Não sendo natural que haja quem deseje o mal para si, desde que cada um tome por modelo o seu desejo pessoal, é evidente que nunca ninguém desejará para o seu semelhante senão o bem. Em todos os tempos e sob o império de todas as crenças, sempre o homem se esforçou para que prevalecesse o seu direito pessoal. [8]
Seria possível encontrar maneira mais de acordo com a razão e o bom senso para se entender a justiça?
Talvez seja, mas enquanto não a encontrarmos, essa nos aquieta o coração e a razão, pois nos mostra uma causa justa para o sofrimento e uma razão convincente para que optemos sempre pelo bem e pelas virtudes.
Equipe Filosofia no ar / tc 17/03/2012
[1] O Livro dos Espíritos, item 875.
[2] Conforme Œuvres complètes de Platon, trad. Dacier et Grou, tome septième, Paris 1869.

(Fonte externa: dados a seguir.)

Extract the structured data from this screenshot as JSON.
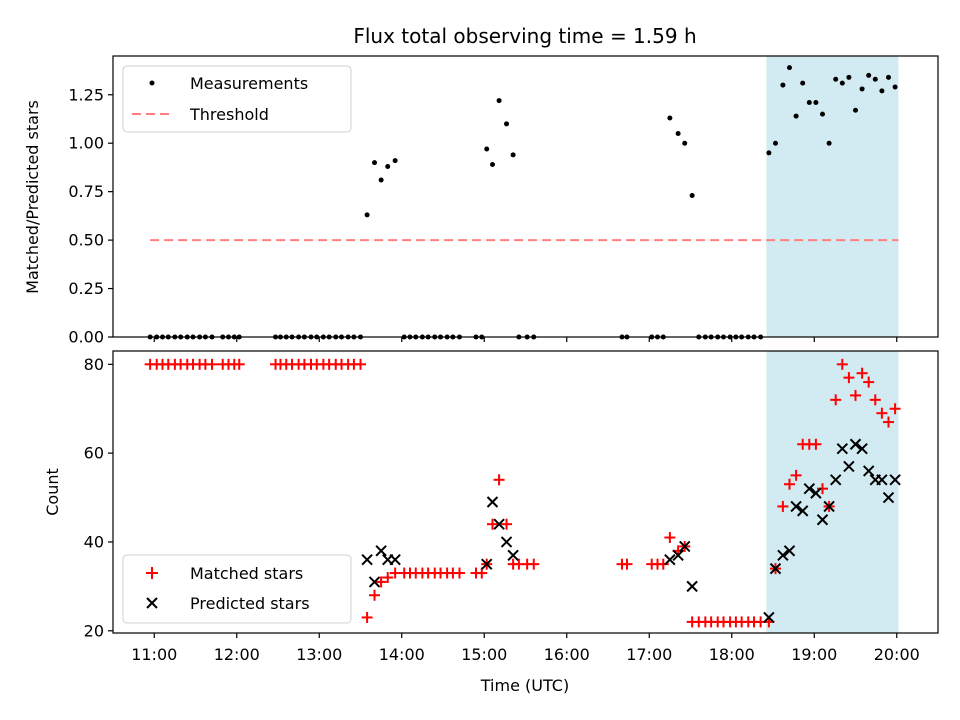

[3] Necessidade: do grego Anagke. Personificação da inexorabilidade do destino, força suprema a que os próprios deuses estavam sujeitos, filha de Cronos e irmã da justiça (Dike). Áiter (o Éter), Caos e Érebo eram seus filhos. Em Platão a Necessidade era mãe das Moiras. Mais tarde a Necessidade tornou-se uma divindade da morte, principalmente nas crenças populares. (Dicionário de mitologia grega e romana, Mário da Gama Kury. 8ª ed. Zahar, RJ.
[4] Revista Espírita, setembro de 1858 - Platão e a doutrina da escolha das provas.
[5] Elizabeth Clare Prophet, em Reencarnação, o elo perdido do Cristianismo, 2ª. ed. Editora Nova Era, 1998.
[6] Ao publicar o Livro dos Espíritos, que contêm a síntese doutrinária da Ciência Espírita, em 18 de abril de 1857, o Sr. Rivail, conhecido educador e escritor francês, adotou o pseudônimo Allan Kardec, com que passou a assinar as demais obras doutrinárias a partir de então, para não as confundir com suas demais obras de educação.
[7] Allan Kardec, O que é o Espiritismo, Preâmbulo.
[8] O Livro dos Espíritos, itens 875 e 876.